Another memorable moment in the film occurs when we meet an all-woman punk band/performance troupe. The lead singer is wearing what looks like gaffer's tape pasties and bikini briefs. She masturbates with a coat hanger, then licks it. Then she's interviewed about the issue. It wasn't clear if these women were there for their expertise, for shock value or as an equivalent counterpoint to the Christian Fundamentalists.

"They were in the film because she'd written a song about an abortion, and I shot it," Kaye explains. "It just seemed to work very, very well there, and to see the opposing ends of the spectrum."
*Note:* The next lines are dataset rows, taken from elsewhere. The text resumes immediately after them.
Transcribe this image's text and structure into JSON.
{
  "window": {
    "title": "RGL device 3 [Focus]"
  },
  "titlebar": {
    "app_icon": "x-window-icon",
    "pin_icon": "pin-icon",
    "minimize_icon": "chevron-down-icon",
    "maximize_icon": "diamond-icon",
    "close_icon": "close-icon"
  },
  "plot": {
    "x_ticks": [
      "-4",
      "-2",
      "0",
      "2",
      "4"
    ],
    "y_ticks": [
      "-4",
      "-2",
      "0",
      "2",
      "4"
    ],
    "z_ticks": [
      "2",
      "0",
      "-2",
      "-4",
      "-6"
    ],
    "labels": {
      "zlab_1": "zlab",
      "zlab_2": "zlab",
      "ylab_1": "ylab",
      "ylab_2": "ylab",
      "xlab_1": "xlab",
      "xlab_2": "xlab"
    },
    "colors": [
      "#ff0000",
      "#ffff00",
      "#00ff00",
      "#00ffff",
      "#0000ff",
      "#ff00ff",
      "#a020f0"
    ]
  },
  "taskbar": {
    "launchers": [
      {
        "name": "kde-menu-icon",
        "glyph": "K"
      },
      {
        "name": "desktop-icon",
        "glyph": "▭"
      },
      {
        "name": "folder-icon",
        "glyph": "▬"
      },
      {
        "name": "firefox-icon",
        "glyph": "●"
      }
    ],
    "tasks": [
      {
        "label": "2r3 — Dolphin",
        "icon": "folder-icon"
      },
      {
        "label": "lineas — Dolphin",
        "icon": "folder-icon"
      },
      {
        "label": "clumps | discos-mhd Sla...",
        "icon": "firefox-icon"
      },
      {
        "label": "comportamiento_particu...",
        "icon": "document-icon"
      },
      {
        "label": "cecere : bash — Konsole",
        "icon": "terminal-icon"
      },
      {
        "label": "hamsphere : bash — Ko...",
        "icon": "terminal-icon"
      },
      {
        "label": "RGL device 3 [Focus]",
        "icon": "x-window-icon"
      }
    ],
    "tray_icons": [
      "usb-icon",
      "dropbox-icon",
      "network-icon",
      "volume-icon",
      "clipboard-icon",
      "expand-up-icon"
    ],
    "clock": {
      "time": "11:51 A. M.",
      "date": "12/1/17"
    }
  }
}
King counters, "While they are extreme in their stage antics, they don't get any publicity about their views on the issue, and they haven't tried to push through any legislation or taken part in the debate in any meaningful way beyond what's depicted in the film."

"Surprisingly, 70 percent of women obtaining abortions identify themselves as Christian," Mary Jo Walsh adds. "This is an issue that clearly affects a large number of mainstream women in this country."

"It's a subject that merits serious discussion about the realities of woman's lives and the implications of public policy and foreign policy decisions on woman's lives," King points out. "This is not something that should be exploited in a superficial survey, especially one that ignores women and women's views."

"I set out to make something that would cause a discourse about the subject, further discourse about the subject," Kaye explains. "I think it will do that. I've become a better filmmaker now than I was when I began. Did I make exactly the film that I set out to make? Probably not."

Lake of Fire, distributed through THINKFilm, opens in New York, October 3 and in Los Angeles, October 12.

Michael Rose is a former IDA Board member.